Rock art, An Choill Mhór, Co. Kerry
Co. Kerry |
Settlement Sites
In the rough pasture above the Scorid River valley in County Kerry, a piece of prehistoric rock art sits at roughly 92 metres above sea level, on a steep east-facing slope with expansive views across Brandon Bay to the Maharee Islands and the Brandon Mountain range.
The problem is that nobody has been able to find it since it was first identified. That status, formally recorded as "not located", puts it in a quietly unsettling category of heritage, things that are known to exist, documented and catalogued, yet physically absent from any confirmed coordinates.
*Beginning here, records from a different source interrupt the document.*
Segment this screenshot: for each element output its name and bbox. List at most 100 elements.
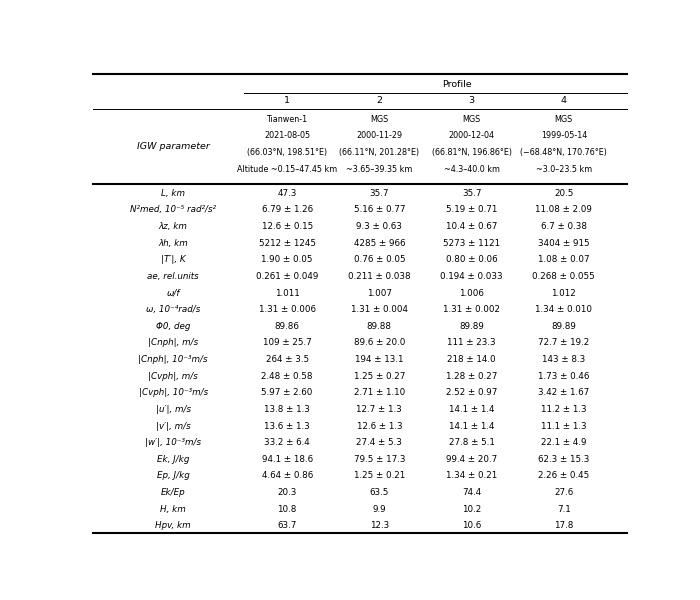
Text: 72.7 ± 19.2: 72.7 ± 19.2: [538, 338, 589, 347]
Text: 27.8 ± 5.1: 27.8 ± 5.1: [449, 438, 494, 447]
Text: 5273 ± 1121: 5273 ± 1121: [443, 239, 500, 248]
Text: MGS: MGS: [370, 115, 388, 124]
Text: 11.1 ± 1.3: 11.1 ± 1.3: [541, 422, 587, 431]
Text: 13.6 ± 1.3: 13.6 ± 1.3: [265, 422, 310, 431]
Text: 1.011: 1.011: [275, 289, 300, 298]
Text: 1999-05-14: 1999-05-14: [540, 131, 587, 140]
Text: 3: 3: [468, 97, 475, 106]
Text: |Cnph|, m/s: |Cnph|, m/s: [148, 338, 198, 347]
Text: |u′|, m/s: |u′|, m/s: [155, 405, 190, 414]
Text: 35.7: 35.7: [370, 189, 389, 198]
Text: ~4.3–40.0 km: ~4.3–40.0 km: [444, 164, 500, 173]
Text: 109 ± 25.7: 109 ± 25.7: [262, 338, 312, 347]
Text: (−68.48°N, 170.76°E): (−68.48°N, 170.76°E): [520, 148, 608, 157]
Text: Ek, J/kg: Ek, J/kg: [157, 455, 190, 464]
Text: N²med, 10⁻⁵ rad²/s²: N²med, 10⁻⁵ rad²/s²: [130, 205, 216, 214]
Text: 4.64 ± 0.86: 4.64 ± 0.86: [262, 472, 313, 481]
Text: ~3.65–39.35 km: ~3.65–39.35 km: [346, 164, 412, 173]
Text: 5.97 ± 2.60: 5.97 ± 2.60: [262, 388, 313, 397]
Text: 1.34 ± 0.21: 1.34 ± 0.21: [446, 472, 497, 481]
Text: (66.11°N, 201.28°E): (66.11°N, 201.28°E): [340, 148, 419, 157]
Text: |Cnph|, 10⁻³m/s: |Cnph|, 10⁻³m/s: [139, 355, 208, 364]
Text: |Cvph|, m/s: |Cvph|, m/s: [148, 371, 198, 380]
Text: 1.28 ± 0.27: 1.28 ± 0.27: [446, 371, 497, 380]
Text: 1: 1: [284, 97, 290, 106]
Text: 33.2 ± 6.4: 33.2 ± 6.4: [265, 438, 310, 447]
Text: 2.52 ± 0.97: 2.52 ± 0.97: [446, 388, 497, 397]
Text: 94.1 ± 18.6: 94.1 ± 18.6: [262, 455, 313, 464]
Text: 0.268 ± 0.055: 0.268 ± 0.055: [533, 272, 595, 281]
Text: ω, 10⁻⁴rad/s: ω, 10⁻⁴rad/s: [146, 305, 200, 314]
Text: 264 ± 3.5: 264 ± 3.5: [265, 355, 309, 364]
Text: Φ0, deg: Φ0, deg: [156, 322, 190, 331]
Text: 5212 ± 1245: 5212 ± 1245: [258, 239, 316, 248]
Text: MGS: MGS: [554, 115, 573, 124]
Text: 13.8 ± 1.3: 13.8 ± 1.3: [264, 405, 310, 414]
Text: 14.1 ± 1.4: 14.1 ± 1.4: [449, 405, 494, 414]
Text: 1.08 ± 0.07: 1.08 ± 0.07: [538, 255, 589, 264]
Text: 1.31 ± 0.006: 1.31 ± 0.006: [258, 305, 316, 314]
Text: 10.6: 10.6: [462, 521, 481, 530]
Text: 143 ± 8.3: 143 ± 8.3: [542, 355, 585, 364]
Text: 20.3: 20.3: [277, 488, 297, 497]
Text: ~3.0–23.5 km: ~3.0–23.5 km: [536, 164, 592, 173]
Text: 10.2: 10.2: [462, 505, 481, 514]
Text: 35.7: 35.7: [462, 189, 482, 198]
Text: Hpv, km: Hpv, km: [155, 521, 191, 530]
Text: 6.7 ± 0.38: 6.7 ± 0.38: [541, 222, 587, 231]
Text: |v′|, m/s: |v′|, m/s: [156, 422, 190, 431]
Text: 74.4: 74.4: [462, 488, 481, 497]
Text: 1.007: 1.007: [367, 289, 392, 298]
Text: 99.4 ± 20.7: 99.4 ± 20.7: [446, 455, 497, 464]
Text: 9.9: 9.9: [372, 505, 386, 514]
Text: L, km: L, km: [161, 189, 186, 198]
Text: 1.012: 1.012: [552, 289, 576, 298]
Text: 218 ± 14.0: 218 ± 14.0: [447, 355, 496, 364]
Text: 2021-08-05: 2021-08-05: [264, 131, 310, 140]
Text: 2000-12-04: 2000-12-04: [449, 131, 495, 140]
Text: 1.73 ± 0.46: 1.73 ± 0.46: [538, 371, 589, 380]
Text: Tianwen-1: Tianwen-1: [267, 115, 308, 124]
Text: 2: 2: [377, 97, 382, 106]
Text: 12.7 ± 1.3: 12.7 ± 1.3: [356, 405, 402, 414]
Text: H, km: H, km: [160, 505, 186, 514]
Text: 11.08 ± 2.09: 11.08 ± 2.09: [536, 205, 592, 214]
Text: 0.194 ± 0.033: 0.194 ± 0.033: [440, 272, 503, 281]
Text: 10.8: 10.8: [277, 505, 297, 514]
Text: 1.90 ± 0.05: 1.90 ± 0.05: [261, 255, 313, 264]
Text: 14.1 ± 1.4: 14.1 ± 1.4: [449, 422, 494, 431]
Text: 2000-11-29: 2000-11-29: [356, 131, 402, 140]
Text: 0.261 ± 0.049: 0.261 ± 0.049: [256, 272, 318, 281]
Text: |T′|, K: |T′|, K: [161, 255, 186, 264]
Text: 27.6: 27.6: [554, 488, 573, 497]
Text: 6.79 ± 1.26: 6.79 ± 1.26: [262, 205, 313, 214]
Text: |w′|, 10⁻³m/s: |w′|, 10⁻³m/s: [145, 438, 201, 447]
Text: 2.71 ± 1.10: 2.71 ± 1.10: [354, 388, 405, 397]
Text: 22.1 ± 4.9: 22.1 ± 4.9: [541, 438, 587, 447]
Text: Ep, J/kg: Ep, J/kg: [157, 472, 190, 481]
Text: 10.4 ± 0.67: 10.4 ± 0.67: [446, 222, 497, 231]
Text: |Cvph|, 10⁻³m/s: |Cvph|, 10⁻³m/s: [139, 388, 208, 397]
Text: 4285 ± 966: 4285 ± 966: [354, 239, 405, 248]
Text: 11.2 ± 1.3: 11.2 ± 1.3: [541, 405, 587, 414]
Text: 12.6 ± 1.3: 12.6 ± 1.3: [356, 422, 402, 431]
Text: (66.03°N, 198.51°E): (66.03°N, 198.51°E): [247, 148, 327, 157]
Text: 111 ± 23.3: 111 ± 23.3: [447, 338, 496, 347]
Text: 12.3: 12.3: [370, 521, 389, 530]
Text: 63.7: 63.7: [277, 521, 297, 530]
Text: 89.89: 89.89: [459, 322, 484, 331]
Text: 5.19 ± 0.71: 5.19 ± 0.71: [446, 205, 497, 214]
Text: λz, km: λz, km: [159, 222, 188, 231]
Text: 20.5: 20.5: [554, 189, 573, 198]
Text: (66.81°N, 196.86°E): (66.81°N, 196.86°E): [432, 148, 512, 157]
Text: 1.25 ± 0.27: 1.25 ± 0.27: [354, 371, 405, 380]
Text: 89.6 ± 20.0: 89.6 ± 20.0: [354, 338, 405, 347]
Text: Ek/Ep: Ek/Ep: [161, 488, 186, 497]
Text: 1.34 ± 0.010: 1.34 ± 0.010: [536, 305, 592, 314]
Text: 1.31 ± 0.004: 1.31 ± 0.004: [351, 305, 408, 314]
Text: 194 ± 13.1: 194 ± 13.1: [355, 355, 404, 364]
Text: 89.88: 89.88: [367, 322, 392, 331]
Text: ae, rel.units: ae, rel.units: [148, 272, 199, 281]
Text: 79.5 ± 17.3: 79.5 ± 17.3: [354, 455, 405, 464]
Text: 89.89: 89.89: [552, 322, 576, 331]
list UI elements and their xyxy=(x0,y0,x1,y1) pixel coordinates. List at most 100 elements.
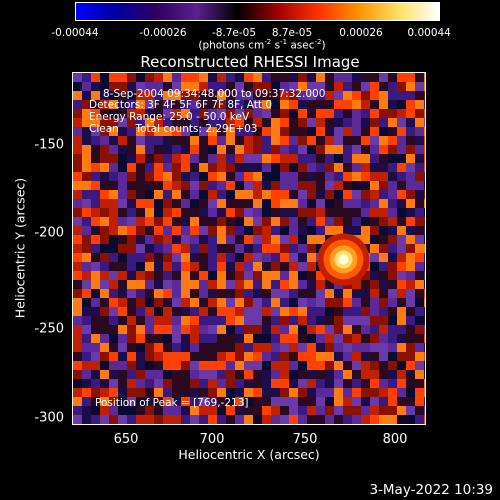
image-pixel xyxy=(262,343,272,353)
image-pixel xyxy=(91,352,101,362)
image-pixel xyxy=(244,370,254,380)
image-pixel xyxy=(343,172,353,182)
image-pixel xyxy=(388,244,398,254)
image-pixel xyxy=(208,190,218,200)
image-pixel xyxy=(145,109,155,119)
image-pixel xyxy=(136,208,146,218)
image-pixel xyxy=(289,181,299,191)
image-pixel xyxy=(289,244,299,254)
image-pixel xyxy=(100,280,110,290)
image-pixel xyxy=(91,145,101,155)
image-pixel xyxy=(235,190,245,200)
image-pixel xyxy=(172,163,182,173)
image-pixel xyxy=(352,163,362,173)
rhessi-image-plot[interactable]: 8-Sep-2004 09:34:48.000 to 09:37:32.000 … xyxy=(72,72,426,425)
image-pixel xyxy=(379,262,389,272)
image-pixel xyxy=(298,271,308,281)
units-text: ) xyxy=(321,39,326,52)
image-pixel xyxy=(397,163,407,173)
image-pixel xyxy=(181,298,191,308)
image-pixel xyxy=(100,208,110,218)
image-pixel xyxy=(172,100,182,110)
image-pixel xyxy=(163,397,173,407)
image-pixel xyxy=(136,82,146,92)
image-pixel xyxy=(217,127,227,137)
image-pixel xyxy=(253,415,263,424)
image-pixel xyxy=(280,361,290,371)
image-pixel xyxy=(298,316,308,326)
image-pixel xyxy=(118,91,128,101)
image-pixel xyxy=(253,154,263,164)
image-pixel xyxy=(208,271,218,281)
image-pixel xyxy=(163,73,173,83)
image-pixel xyxy=(199,235,209,245)
image-pixel xyxy=(397,388,407,398)
image-pixel xyxy=(208,244,218,254)
image-pixel xyxy=(244,298,254,308)
image-pixel xyxy=(199,280,209,290)
x-tick-label: 800 xyxy=(382,432,408,447)
image-pixel xyxy=(190,406,200,416)
image-pixel xyxy=(406,334,416,344)
image-pixel xyxy=(370,118,380,128)
image-pixel xyxy=(289,379,299,389)
image-pixel xyxy=(172,118,182,128)
image-pixel xyxy=(217,370,227,380)
image-pixel xyxy=(226,136,236,146)
image-pixel xyxy=(190,325,200,335)
image-pixel xyxy=(406,235,416,245)
image-pixel xyxy=(145,82,155,92)
image-pixel xyxy=(235,154,245,164)
image-pixel xyxy=(424,388,425,398)
image-pixel xyxy=(163,334,173,344)
image-pixel xyxy=(118,181,128,191)
image-pixel xyxy=(253,298,263,308)
image-pixel xyxy=(289,253,299,263)
image-pixel xyxy=(163,217,173,227)
image-pixel xyxy=(343,208,353,218)
image-pixel xyxy=(190,253,200,263)
image-pixel xyxy=(271,370,281,380)
image-pixel xyxy=(145,100,155,110)
image-pixel xyxy=(271,145,281,155)
image-pixel xyxy=(163,361,173,371)
image-pixel xyxy=(370,163,380,173)
image-pixel xyxy=(235,298,245,308)
image-pixel xyxy=(415,406,425,416)
image-pixel xyxy=(226,190,236,200)
image-pixel xyxy=(235,145,245,155)
image-pixel xyxy=(217,361,227,371)
image-pixel xyxy=(91,91,101,101)
colorbar-units: (photons cm-2 s-1 asec-2) xyxy=(198,38,325,52)
image-pixel xyxy=(298,379,308,389)
image-pixel xyxy=(127,262,137,272)
image-pixel xyxy=(82,289,92,299)
image-pixel xyxy=(298,262,308,272)
image-pixel xyxy=(226,235,236,245)
image-pixel xyxy=(235,397,245,407)
image-pixel xyxy=(334,136,344,146)
image-pixel xyxy=(109,271,119,281)
image-pixel xyxy=(217,343,227,353)
image-pixel xyxy=(424,226,425,236)
image-pixel xyxy=(334,298,344,308)
image-pixel xyxy=(145,199,155,209)
image-pixel xyxy=(136,199,146,209)
image-pixel xyxy=(289,298,299,308)
image-pixel xyxy=(172,235,182,245)
image-pixel xyxy=(118,82,128,92)
image-pixel xyxy=(307,91,317,101)
image-pixel xyxy=(307,73,317,83)
image-pixel xyxy=(82,154,92,164)
image-pixel xyxy=(316,208,326,218)
image-pixel xyxy=(244,118,254,128)
image-pixel xyxy=(136,145,146,155)
image-pixel xyxy=(388,253,398,263)
image-pixel xyxy=(334,163,344,173)
image-pixel xyxy=(352,109,362,119)
image-pixel xyxy=(190,289,200,299)
image-pixel xyxy=(145,145,155,155)
image-pixel xyxy=(424,280,425,290)
image-pixel xyxy=(208,262,218,272)
image-pixel xyxy=(136,424,146,425)
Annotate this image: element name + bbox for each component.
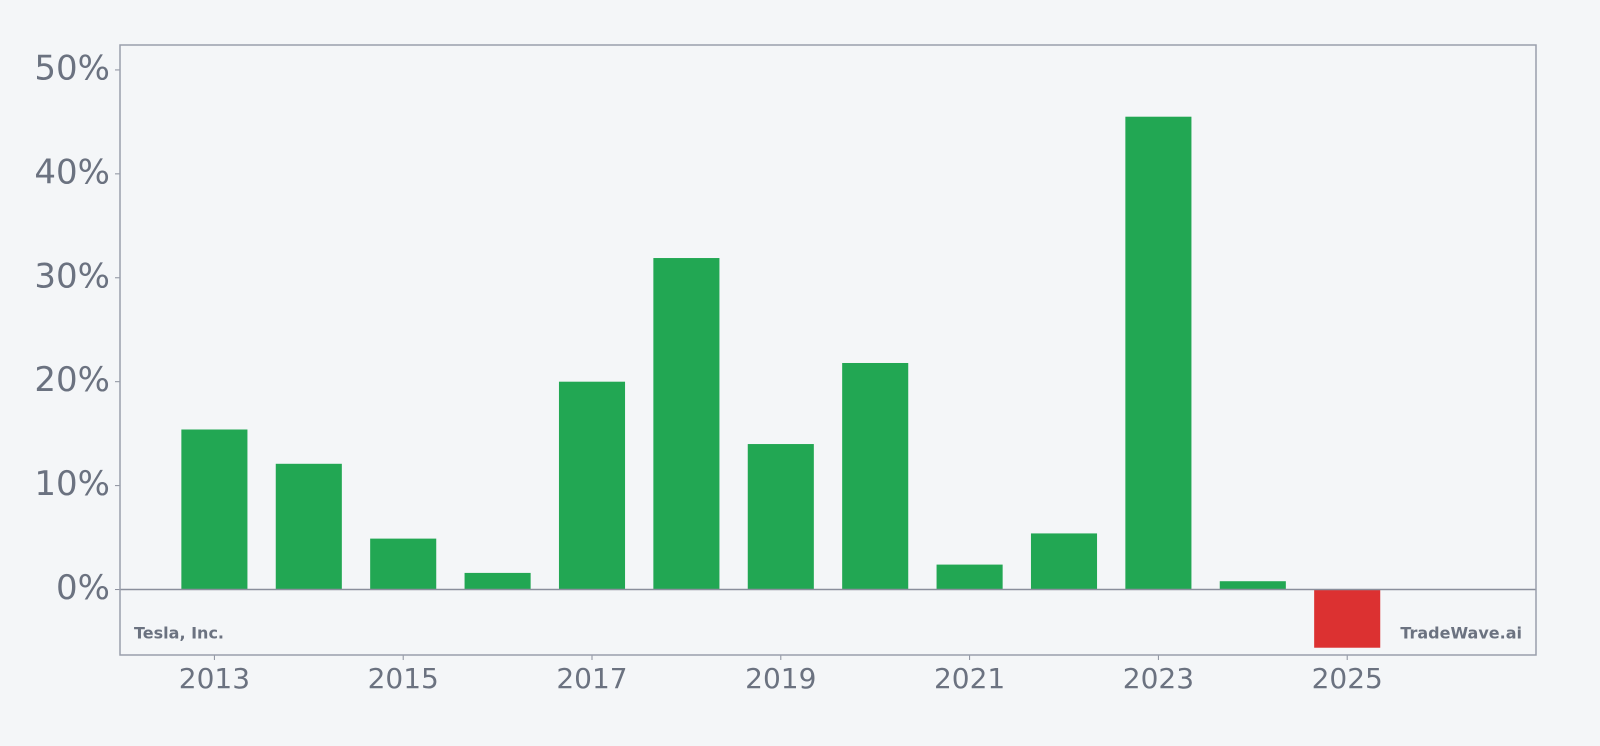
- x-tick-label: 2023: [1123, 662, 1194, 695]
- y-tick-label: 20%: [34, 360, 110, 400]
- y-tick-label: 0%: [56, 568, 110, 608]
- bar: [1125, 116, 1192, 590]
- x-tick-label: 2015: [368, 662, 439, 695]
- x-tick-label: 2013: [179, 662, 250, 695]
- bar: [464, 572, 531, 590]
- bar: [1030, 533, 1098, 590]
- x-tick-label: 2025: [1312, 662, 1383, 695]
- x-tick-label: 2019: [745, 662, 816, 695]
- x-tick-label: 2017: [556, 662, 627, 695]
- bar: [653, 258, 720, 590]
- plot-frame: [119, 44, 1537, 656]
- y-tick-label: 30%: [34, 256, 110, 296]
- x-tick-label: 2021: [934, 662, 1005, 695]
- bar: [558, 381, 626, 590]
- y-tick-label: 50%: [34, 48, 110, 88]
- bar: [181, 429, 248, 590]
- bar: [370, 538, 437, 590]
- bar: [936, 564, 1003, 590]
- y-tick-label: 10%: [34, 464, 110, 504]
- company-label: Tesla, Inc.: [134, 624, 224, 643]
- bar: [842, 362, 909, 590]
- bar: [275, 463, 342, 590]
- bar: [747, 444, 814, 590]
- y-tick-label: 40%: [34, 152, 110, 192]
- bar: [1219, 581, 1286, 590]
- watermark: TradeWave.ai: [1400, 624, 1522, 643]
- bar: [1314, 589, 1381, 648]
The site was first identified as rock art by Micheal Ó Coileáin, Heritage Officer with Kerry County Council, in an unpublished MA thesis completed in 2006. Rock art of the kind found across the uplands of Kerry and west Cork typically consists of carved motifs on exposed stone surfaces, most often cup marks, concentric circles, or radial lines, and dates broadly to the later Neolithic and Bronze Age periods. The landscape here fits the pattern; many such carvings were placed on prominent slopes with wide views, and the slope above the Scorid valley, overlooked to the south-west by Slievanea mountain, matches that profile closely. But without a confirmed location, the carving remains more archival than physical, known through a single academic reference rather than any subsequent fieldwork or independent verification.